Enraged by the unlucky Game 4 loss, the Lakers overran the Celtics with high-power basketball. Wilt Chamberlain played through a swollen eye after Celtics guard Em Bryant had poked him. With just three minutes remaining and the Lakers safely ahead, Bryant stole the ball from West. Instead of letting Bryant run, he lunged for the ball, pulled his hamstring and had to be carried out of the game. It was immediately evident that West's swollen leg would not heal until the end of the series.

===Game 6===

In another ugly game, the Celtics were up 55–39 at halftime and never looked back. The Celtics at one point went 6-of-27 from the field, but the Lakers could not make use of this slump. With neither Baylor nor the limping West providing consistent scoring, Boston cruised to an easy victory. This game was also one of Chamberlain's lesser games: with Russell hounding him, the multiple scoring champion scored only 8 points, provoking criticism that he had choked when it counted most.

===Game 7===

In anticipation of a Lakers win, Lakers owner Jack Kent Cooke had ordered thousands of balloons with "World Champion Lakers" printed on them suspended from the rafters of the Forum. Flyers were placed in every seat stating, "When, not if, the Lakers win the title, balloons will be released from the rafters, the USC marching band will play "Happy Days Are Here Again" and broadcaster Chick Hearn will interview Elgin Baylor, Jerry West and Wilt Chamberlain in that order." Before the game, the Celtics circulated in their locker room a memo about the Lakers' celebration plans. When Jerry West went to the court for a pre game shoot around and saw the balloons, he became furious with Cooke. Russell noted the giant net hanging from the ceiling during pregame warmups and said to West, "Those fucking balloons are staying up there." With only two true guards on the Laker roster and West still feeling the effects of the hamstring pull, Celtics coach Russell ordered his players to fast break at every opportunity.

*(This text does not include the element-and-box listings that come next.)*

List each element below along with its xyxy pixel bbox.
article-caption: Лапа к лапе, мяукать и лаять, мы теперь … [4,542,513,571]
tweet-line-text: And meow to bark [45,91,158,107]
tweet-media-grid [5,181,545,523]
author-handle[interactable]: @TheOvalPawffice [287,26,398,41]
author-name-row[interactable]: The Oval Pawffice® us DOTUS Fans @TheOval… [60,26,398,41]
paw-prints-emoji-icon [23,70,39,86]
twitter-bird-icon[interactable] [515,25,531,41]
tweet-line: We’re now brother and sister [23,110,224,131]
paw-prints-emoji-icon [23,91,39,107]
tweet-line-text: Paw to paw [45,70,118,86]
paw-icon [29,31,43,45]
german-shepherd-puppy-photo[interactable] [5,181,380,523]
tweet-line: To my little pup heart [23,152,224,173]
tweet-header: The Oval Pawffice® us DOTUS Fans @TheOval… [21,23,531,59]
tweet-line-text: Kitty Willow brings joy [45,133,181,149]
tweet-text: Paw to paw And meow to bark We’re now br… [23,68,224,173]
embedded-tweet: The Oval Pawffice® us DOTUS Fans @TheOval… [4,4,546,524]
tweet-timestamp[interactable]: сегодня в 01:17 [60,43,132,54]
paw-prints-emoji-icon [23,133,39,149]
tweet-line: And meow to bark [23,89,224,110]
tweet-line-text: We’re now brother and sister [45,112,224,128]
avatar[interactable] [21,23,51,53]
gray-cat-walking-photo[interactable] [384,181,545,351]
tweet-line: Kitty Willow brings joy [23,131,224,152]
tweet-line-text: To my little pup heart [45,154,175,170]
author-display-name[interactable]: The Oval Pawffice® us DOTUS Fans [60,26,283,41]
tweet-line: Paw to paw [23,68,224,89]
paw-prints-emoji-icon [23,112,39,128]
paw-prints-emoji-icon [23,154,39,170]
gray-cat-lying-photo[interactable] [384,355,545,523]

Los Angeles shot poorly in the early going, and the Celtics jumped out to a first-quarter 24–12 lead which was cut to 59–56 at halftime. Then, Celtics sixth man Don Nelson scored 12 points in the third quarter, while the Lakers hardly connected on a quarter of their field goal attempts: the Celtics led 91–76 after the third. Early in the fourth quarter, Chamberlain incurred his fifth foul (he had never fouled out of a game in his career) and had to play more tentative defense. Then, with just over 5 minutes remaining and the Lakers trailing 103–94, Chamberlain landed awkwardly when grabbing a rebound and came to the bench with an injured knee. Behind backup center Mel Counts, the Lakers cut the lead to 103–102 with two minutes left. Chamberlain then informed Van Breda Kolff that he was ready to return, but the coach told the superstar center "we're doing fine without you", and Chamberlain stayed on the bench. Boston still held the 103–102 lead with 1:33 left in the game when reserve guard Keith Erickson knocked the ball away from John Havlicek. The ball went right to Don Nelson, who put up a desperation 18 foot shot from the free throw line to beat the 24 second clock; the ball hit the back rim, bounced high in the air and fell through the hoop to give Boston a 105–102 lead. The Lakers committed costly turnovers in the last moments and trailed 108–104 before making a meaningless last second shot that made the final score 108–106.

The Celtics became the first team in NBA Finals history to overcome a 2–0 series deficit to win the championship. They would later be joined by the Portland Trail Blazers in 1977, the Miami Heat in 2006, the Cleveland Cavaliers in 2016 (also the first team to overcome a 3-1 series deficit) and the Milwaukee Bucks in 2021.